Prominent Australian Muslims react to Orlando attack

SHAFAQNA – Nearly 60 high profile Australian Muslim individuals and organisations have signed onto a statement regarding this week’s mass shooting in Orlando, labelling it a “targeted attack” on the LGBTQI community. The statement also addresses the particular sense of “shock and grief” being felt by LGBTQI Muslims.

“The LGBTQI community has a long history of experiencing prejudice, vilification and violence. Whilst investigations are still on foot, the mass shooting in Orlando was a targeted attack on that community. There is no justification for such homophobia,” the statement reads.

“We would like to send a message to LGBTQI Muslims who may be experiencing a deep sense of shock and grief. This is an opportunity for us to cultivate a deeper compassion for each other — regardless of our differences.”

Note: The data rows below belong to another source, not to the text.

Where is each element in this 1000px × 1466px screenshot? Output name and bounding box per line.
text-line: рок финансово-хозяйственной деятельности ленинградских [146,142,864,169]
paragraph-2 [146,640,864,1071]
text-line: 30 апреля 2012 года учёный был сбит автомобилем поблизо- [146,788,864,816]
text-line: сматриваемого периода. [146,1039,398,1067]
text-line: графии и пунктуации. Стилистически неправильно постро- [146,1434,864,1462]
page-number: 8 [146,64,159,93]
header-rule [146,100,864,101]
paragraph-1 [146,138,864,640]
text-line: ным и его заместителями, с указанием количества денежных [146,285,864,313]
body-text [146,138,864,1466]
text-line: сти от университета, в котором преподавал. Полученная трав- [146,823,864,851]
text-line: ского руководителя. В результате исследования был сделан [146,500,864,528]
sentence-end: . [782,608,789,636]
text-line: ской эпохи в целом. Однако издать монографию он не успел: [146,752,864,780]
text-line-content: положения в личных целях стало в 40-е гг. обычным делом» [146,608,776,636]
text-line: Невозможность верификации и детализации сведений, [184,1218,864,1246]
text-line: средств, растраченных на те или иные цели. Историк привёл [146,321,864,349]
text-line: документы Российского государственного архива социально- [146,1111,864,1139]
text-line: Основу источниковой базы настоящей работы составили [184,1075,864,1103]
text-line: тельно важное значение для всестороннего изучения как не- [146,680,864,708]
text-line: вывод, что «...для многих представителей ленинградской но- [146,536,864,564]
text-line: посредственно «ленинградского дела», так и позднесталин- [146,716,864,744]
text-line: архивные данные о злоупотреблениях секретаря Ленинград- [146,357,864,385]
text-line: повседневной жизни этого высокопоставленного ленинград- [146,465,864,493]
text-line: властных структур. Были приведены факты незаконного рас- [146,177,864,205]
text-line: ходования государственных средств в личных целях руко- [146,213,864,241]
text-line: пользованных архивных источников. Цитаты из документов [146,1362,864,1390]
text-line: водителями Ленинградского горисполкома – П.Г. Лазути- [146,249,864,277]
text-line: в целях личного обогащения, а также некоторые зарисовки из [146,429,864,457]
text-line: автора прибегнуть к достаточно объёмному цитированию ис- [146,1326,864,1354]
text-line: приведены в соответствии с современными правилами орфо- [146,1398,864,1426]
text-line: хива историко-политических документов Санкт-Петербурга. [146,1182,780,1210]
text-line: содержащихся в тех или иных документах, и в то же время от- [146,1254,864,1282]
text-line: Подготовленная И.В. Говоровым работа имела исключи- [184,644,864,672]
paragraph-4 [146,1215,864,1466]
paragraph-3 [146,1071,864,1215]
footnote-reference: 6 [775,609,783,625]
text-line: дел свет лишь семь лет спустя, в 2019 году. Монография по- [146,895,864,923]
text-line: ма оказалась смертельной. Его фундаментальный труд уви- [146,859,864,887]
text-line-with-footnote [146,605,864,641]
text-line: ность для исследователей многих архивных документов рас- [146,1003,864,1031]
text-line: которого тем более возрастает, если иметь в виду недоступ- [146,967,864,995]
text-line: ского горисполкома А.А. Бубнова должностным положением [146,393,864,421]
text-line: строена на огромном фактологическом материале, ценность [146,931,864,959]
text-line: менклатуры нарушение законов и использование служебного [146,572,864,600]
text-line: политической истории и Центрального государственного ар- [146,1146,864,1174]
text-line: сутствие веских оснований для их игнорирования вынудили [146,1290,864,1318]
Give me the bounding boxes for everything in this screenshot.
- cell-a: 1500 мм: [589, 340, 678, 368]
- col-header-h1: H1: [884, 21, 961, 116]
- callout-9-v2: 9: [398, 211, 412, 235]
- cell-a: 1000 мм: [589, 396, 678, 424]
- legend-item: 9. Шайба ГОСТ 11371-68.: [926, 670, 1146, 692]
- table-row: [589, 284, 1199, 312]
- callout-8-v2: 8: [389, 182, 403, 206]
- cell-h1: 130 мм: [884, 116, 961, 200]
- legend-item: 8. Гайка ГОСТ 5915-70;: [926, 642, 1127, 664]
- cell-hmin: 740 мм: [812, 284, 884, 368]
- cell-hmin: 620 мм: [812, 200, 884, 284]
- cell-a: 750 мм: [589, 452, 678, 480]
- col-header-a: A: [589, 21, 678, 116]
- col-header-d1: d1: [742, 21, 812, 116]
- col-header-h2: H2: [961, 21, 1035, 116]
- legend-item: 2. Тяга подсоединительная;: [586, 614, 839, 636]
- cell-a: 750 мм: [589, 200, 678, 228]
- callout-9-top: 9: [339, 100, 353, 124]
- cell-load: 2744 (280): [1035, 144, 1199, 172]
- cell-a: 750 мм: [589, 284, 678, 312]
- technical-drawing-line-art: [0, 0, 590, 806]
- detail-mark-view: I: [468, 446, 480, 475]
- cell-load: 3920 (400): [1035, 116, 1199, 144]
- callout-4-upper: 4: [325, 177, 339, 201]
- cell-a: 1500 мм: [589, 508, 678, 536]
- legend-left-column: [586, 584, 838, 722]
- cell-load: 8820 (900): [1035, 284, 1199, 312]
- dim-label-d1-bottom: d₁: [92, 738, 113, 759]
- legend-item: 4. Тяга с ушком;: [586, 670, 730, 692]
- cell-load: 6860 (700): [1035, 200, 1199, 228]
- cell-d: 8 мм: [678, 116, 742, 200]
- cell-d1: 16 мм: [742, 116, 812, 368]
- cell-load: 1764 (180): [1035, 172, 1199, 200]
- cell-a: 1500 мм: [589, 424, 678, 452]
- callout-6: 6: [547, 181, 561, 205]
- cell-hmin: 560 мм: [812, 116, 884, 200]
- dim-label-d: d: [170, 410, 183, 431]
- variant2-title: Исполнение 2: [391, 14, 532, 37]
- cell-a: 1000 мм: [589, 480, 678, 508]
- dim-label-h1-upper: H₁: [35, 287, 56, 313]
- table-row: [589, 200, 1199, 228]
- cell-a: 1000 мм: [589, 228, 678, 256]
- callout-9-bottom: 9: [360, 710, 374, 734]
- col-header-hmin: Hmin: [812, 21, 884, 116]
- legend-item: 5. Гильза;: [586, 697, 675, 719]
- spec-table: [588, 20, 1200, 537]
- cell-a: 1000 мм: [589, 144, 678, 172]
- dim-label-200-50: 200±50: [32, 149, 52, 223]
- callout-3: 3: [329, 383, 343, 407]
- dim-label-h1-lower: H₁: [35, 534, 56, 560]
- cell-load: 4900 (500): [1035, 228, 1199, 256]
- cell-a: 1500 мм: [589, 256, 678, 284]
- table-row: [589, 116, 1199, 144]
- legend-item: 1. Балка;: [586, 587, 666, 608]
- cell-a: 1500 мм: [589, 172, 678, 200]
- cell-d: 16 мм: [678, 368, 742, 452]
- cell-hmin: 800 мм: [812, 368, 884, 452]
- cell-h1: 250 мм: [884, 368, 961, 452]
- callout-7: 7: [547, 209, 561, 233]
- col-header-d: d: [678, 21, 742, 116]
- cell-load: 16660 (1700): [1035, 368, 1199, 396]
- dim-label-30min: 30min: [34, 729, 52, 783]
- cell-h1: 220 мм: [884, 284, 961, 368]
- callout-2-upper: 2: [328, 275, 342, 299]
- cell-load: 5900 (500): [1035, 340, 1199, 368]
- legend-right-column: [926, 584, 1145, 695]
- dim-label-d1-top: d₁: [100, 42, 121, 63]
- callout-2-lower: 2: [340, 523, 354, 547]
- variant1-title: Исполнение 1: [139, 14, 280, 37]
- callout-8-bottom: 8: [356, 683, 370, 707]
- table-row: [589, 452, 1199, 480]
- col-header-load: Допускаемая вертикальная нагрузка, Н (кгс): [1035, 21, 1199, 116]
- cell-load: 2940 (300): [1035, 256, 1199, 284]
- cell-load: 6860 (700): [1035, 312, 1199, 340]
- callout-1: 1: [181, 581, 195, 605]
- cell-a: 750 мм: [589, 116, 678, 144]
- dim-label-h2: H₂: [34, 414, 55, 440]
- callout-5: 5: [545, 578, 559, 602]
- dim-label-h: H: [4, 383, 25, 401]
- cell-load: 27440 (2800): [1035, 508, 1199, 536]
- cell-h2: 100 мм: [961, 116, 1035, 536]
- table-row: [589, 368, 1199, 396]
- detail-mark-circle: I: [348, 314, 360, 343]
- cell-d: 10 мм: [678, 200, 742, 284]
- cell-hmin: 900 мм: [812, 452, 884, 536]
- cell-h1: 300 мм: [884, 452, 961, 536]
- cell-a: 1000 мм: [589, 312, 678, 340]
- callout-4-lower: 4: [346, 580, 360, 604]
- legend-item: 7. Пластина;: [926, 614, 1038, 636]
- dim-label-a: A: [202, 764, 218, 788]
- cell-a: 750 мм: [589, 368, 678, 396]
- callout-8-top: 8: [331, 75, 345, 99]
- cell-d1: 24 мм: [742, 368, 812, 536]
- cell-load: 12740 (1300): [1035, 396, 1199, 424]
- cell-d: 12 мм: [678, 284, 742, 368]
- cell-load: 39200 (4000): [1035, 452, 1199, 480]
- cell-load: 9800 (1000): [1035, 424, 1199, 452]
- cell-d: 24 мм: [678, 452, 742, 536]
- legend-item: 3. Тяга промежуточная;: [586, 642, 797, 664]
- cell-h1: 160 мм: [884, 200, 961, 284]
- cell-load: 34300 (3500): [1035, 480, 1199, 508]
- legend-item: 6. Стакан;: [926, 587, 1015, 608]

The statement has been signed by a number of Muslim organisations including Australian Muslim Voice, Islamic Foundation Australia and the Canberra Islamic Centre, as well Maha Abdo from the United Muslim Women’s Association, academic Dr Susan Carland and comedians Nazeem Hussain and Aamer Rahman.

It’s the first time a statement referring to LGBTQI Muslims has ever been released by representatives of the Muslim community in Australia.

The signatories state that “This tragedy should not be used to foster division, fear, hatred or prejudice”. These comments contrast strongly with the stance taken by some politicians and media commentators in the aftermath of the Orlando attacks.

Owen Jones, a journalist from a UK, walked off the set of Sky News earlier this week after the hosts refused to accept his assertion that the attack specifically targeted the LGBTQI community.

Here in Australia, everyone’s favourite election candidate Pauline Hanson refused to mention the LGBTQI community in her only statement on the shooting, but did find time to foster the kind of division, fear, hatred and prejudice the Muslim community is warning about.

Ali*, a queer Muslim from Sydney, told Junkee that he welcomed the statement.

“As queer Muslims, we are all too aware of the internal tension between our identities and even more of the external abuse and derision we regularly receive,” Ali says.

“If anything positive can come out of this, hopefully the Muslim community can honestly address homophobia within our own ranks, acknowledge the pain and suffering that has been put on vulnerable queer Muslims and their families, and finally come to terms with the fact that the queer community isn’t just ‘the other’ but includes your brothers and sisters too.”

*Ali’s name has been changed to protect his privacy.